The Big Myth about Stevens is that his war experience ruined him as a filmmaker, made him shun the comedy he was so good at, and concentrate on solemn and ponderous message movies that didn’t play to his strengths. I think A PLACE IN THE SUN, for one, indicates that farce’s loss was drama’s gain. I also think that his aesthetic choices got richer after the war — more on that further down.

TGSET is undoubtedly short on humour. A filmmaker approaching the Bible with reverence is obviously going to struggle for laughs. Reverence disintegrates in the face of comedy, and so you can be reasonably sure that any comic relief that makes it into a biblical epic won’t be funny. But Stevens does manage a little wit — Ferrer’s Herod is amusingly tetchy and sarcastic with nearly everybody, and Christ has a conversation with a prospective disciple which makes even him smile —

“What’s your name?”

“Jesus.”

“Jesus. That’s a good name.”

“Thank you.”

Later, when the gang are in hiding and practicing their security measures, there’s a knock at the door —

“Who’s there?”

“It’s me.”

“I wish you wouldn’t say ‘It’s me.'”

“But it was me.”

But that’s about it. Stevens made the best PG Wodehouse adaptation in screen history (A DAMSEL IN DISTRESS) and helmed classic comedy THE MORE THE MERRIER and extremely funny adventure GUNGA DIN, and those are the only moments of humour he includes in a 225 minute epic. Even Charlton Heston and Telly Savalas, as John the Baptist and Pilate respectively, don’t raise many laughs, intentional or otherwise, which is an achievement of sorts. The lack of giggles is disappointing in a man who once photographed Laurel & Hardy shorts. Oliver Hardy was always stepping on nails too, but there the resemblance ends.
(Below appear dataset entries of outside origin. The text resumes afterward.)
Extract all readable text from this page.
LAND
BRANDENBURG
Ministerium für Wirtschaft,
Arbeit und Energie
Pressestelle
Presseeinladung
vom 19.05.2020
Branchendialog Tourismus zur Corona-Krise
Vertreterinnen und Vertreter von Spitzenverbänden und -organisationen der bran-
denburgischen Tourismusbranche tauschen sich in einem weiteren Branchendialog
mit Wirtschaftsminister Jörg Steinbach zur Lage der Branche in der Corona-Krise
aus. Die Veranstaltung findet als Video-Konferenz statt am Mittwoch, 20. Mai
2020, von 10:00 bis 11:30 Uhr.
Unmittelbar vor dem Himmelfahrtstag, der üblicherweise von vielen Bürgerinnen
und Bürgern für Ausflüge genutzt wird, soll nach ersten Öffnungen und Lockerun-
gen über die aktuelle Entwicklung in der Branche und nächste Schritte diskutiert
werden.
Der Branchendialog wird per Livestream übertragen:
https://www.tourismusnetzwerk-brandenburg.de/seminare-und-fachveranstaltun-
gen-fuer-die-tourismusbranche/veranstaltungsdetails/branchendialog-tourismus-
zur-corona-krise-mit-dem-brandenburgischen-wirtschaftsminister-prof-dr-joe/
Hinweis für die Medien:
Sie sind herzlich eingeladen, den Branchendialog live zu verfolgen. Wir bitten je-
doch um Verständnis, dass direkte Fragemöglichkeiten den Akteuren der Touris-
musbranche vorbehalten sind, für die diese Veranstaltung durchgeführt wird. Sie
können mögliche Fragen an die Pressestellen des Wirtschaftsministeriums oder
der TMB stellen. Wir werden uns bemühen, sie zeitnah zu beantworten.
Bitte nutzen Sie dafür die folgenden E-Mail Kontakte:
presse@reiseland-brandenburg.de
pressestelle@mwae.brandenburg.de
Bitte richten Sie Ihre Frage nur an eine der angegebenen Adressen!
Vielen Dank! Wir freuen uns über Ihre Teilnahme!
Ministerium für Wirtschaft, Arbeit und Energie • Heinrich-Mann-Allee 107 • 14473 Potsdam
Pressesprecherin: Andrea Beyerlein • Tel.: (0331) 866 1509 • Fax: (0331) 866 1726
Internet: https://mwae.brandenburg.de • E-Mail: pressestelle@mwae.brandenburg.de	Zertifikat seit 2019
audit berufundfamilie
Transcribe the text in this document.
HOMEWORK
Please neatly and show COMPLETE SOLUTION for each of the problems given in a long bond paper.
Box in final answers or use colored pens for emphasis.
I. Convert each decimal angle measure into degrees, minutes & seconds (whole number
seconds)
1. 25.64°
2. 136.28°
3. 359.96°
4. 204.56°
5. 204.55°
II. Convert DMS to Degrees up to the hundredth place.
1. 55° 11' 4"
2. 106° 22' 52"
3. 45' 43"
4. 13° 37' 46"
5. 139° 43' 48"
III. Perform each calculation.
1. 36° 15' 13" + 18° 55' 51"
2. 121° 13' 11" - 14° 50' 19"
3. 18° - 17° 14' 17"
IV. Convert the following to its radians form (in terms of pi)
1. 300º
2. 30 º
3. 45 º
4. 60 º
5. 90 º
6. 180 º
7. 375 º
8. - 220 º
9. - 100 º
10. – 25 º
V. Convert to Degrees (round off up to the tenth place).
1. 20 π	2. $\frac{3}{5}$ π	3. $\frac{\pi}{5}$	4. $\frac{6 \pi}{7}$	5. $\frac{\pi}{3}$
Looong pause before credits, tiny font moving glacially up screen — all this is to convince us of the solemnity and import of this movie, and as such it should be redundant if the film is genuinely important. Still, at least it’s an unusual approach to establishing importance. The film has its own odd, distinctive way of moving — very slowly, it is true, but it’s an over-simplification to say they’re just drawing everything out. The rhythms of the action, and the choices of what to show and what to elide, are distinctive and interesting. The movie is slightly more interested in Christ’s moral philosophy than his theology or his politics (Ray’s KING OF KINGS is more interested in opposing him to Barrabas in a pacifist/activist dichotomy). Which is good, because questions about Christ’s divinity, as explored by Scorsese, interest me only in the abstract, since I regard Jesus as a man who maybe had some historical existence, at best. (I’d like to see a movie where Christ is a man impersonating the Messiah in order to do good — but it seems unlikely anybody’s going to make that.)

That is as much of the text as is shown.